The Irish giant faces you head-on as you enter the slightly eerie, mauve-grey light of the museum. The glass cabinets are as sparkly as any expensive parfumerie ... until you realise that the glittering jars and bottles contain body parts and foetuses.
The giant is Charles Byrne who died in 1783 and he shares his glass cabinet with the skeletons of Mr Jeffs (long dead of a painful genetic disorder) and a seven-month foetus.
Byrne, who was 7foot 7inches tall, was one of several Irish giants who exhibited themselves in Georgian England. (He suffered from something called pituitary gigantism.) It cost 2s6d to visit the 22-year-old giant in his genteel apartment at an umbrella shop behind the Mall. Children and liveried servants, 1s.
The giant was in London for barely more than a year. His health deteriorated after he was robbed of his substantial life savings of £700 and he took to drink. Maybe out of loneliness or despair ... or maybe sheer terror. He had already caught the eye of the surgeon John Hunter, founder of this same Hunterian Museum. Who paid a man to follow the ailing giant's every move.
Think of it ... to know that the grave robber covets your body even before you are dead.
The dying giant left instructions that he was to be buried at sea in a lead coffin. But, en route to the coast at Margate, one of his friends was bribed by Hunter to sell him the corpse.
The surgeon boiled the giant's remains down to the skeleton, hid it for four years, then put it on display in the original museum at his house in Leicester Square. There has been some recent controversy about whether the museum should now do the decent thing and belatedly bury the giant at sea. (To be fair to Hunter, he carried out post-mortems on several of his own friends and family and was himself dissected when he eventually died in 1793.)
My first thought was that all this would make a great novel. Then I discovered that Hilary Mantel had the same idea.

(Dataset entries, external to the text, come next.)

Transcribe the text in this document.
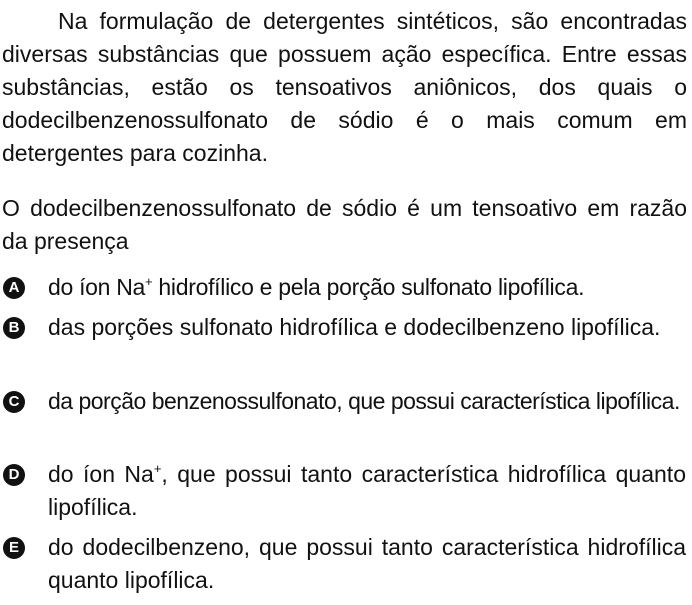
Na formulação de detergentes sintéticos, são encontradas diversas substâncias que possuem ação específica. Entre essas substâncias, estão os tensoativos aniônicos, dos quais o dodecilbenzenossulfonato de sódio é o mais comum em detergentes para cozinha.

O dodecilbenzenossulfonato de sódio é um tensoativo em razão da presença

A do íon Na+ hidrofílico e pela porção sulfonato lipofílica.

B das porções sulfonato hidrofílica e dodecilbenzeno lipofílica.

C da porção benzenossulfonato, que possui característica lipofílica.

D do íon Na+, que possui tanto característica hidrofílica quanto lipofílica.

E do dodecilbenzeno, que possui tanto característica hidrofílica quanto lipofílica.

But as I was heading for Trafalgar Square, anyway, for the Lucian Freud exhibition, I made a detour to see if I could find the street where the giant had his elegant apartment.
There's no blue plaque ... just government buildings, the back of a hotel, a multi-storey car park. Nothing to see - but I loitered, anyway, fascinated to think that an Irish giant had walked this street in fear 200 years ago.
I went past again on a bus a few days later with my 11-year-old niece and so I told her the story. She looked at me with withering disdain and utter boredom ...
I bet Hilary Mantel has a more receptive family.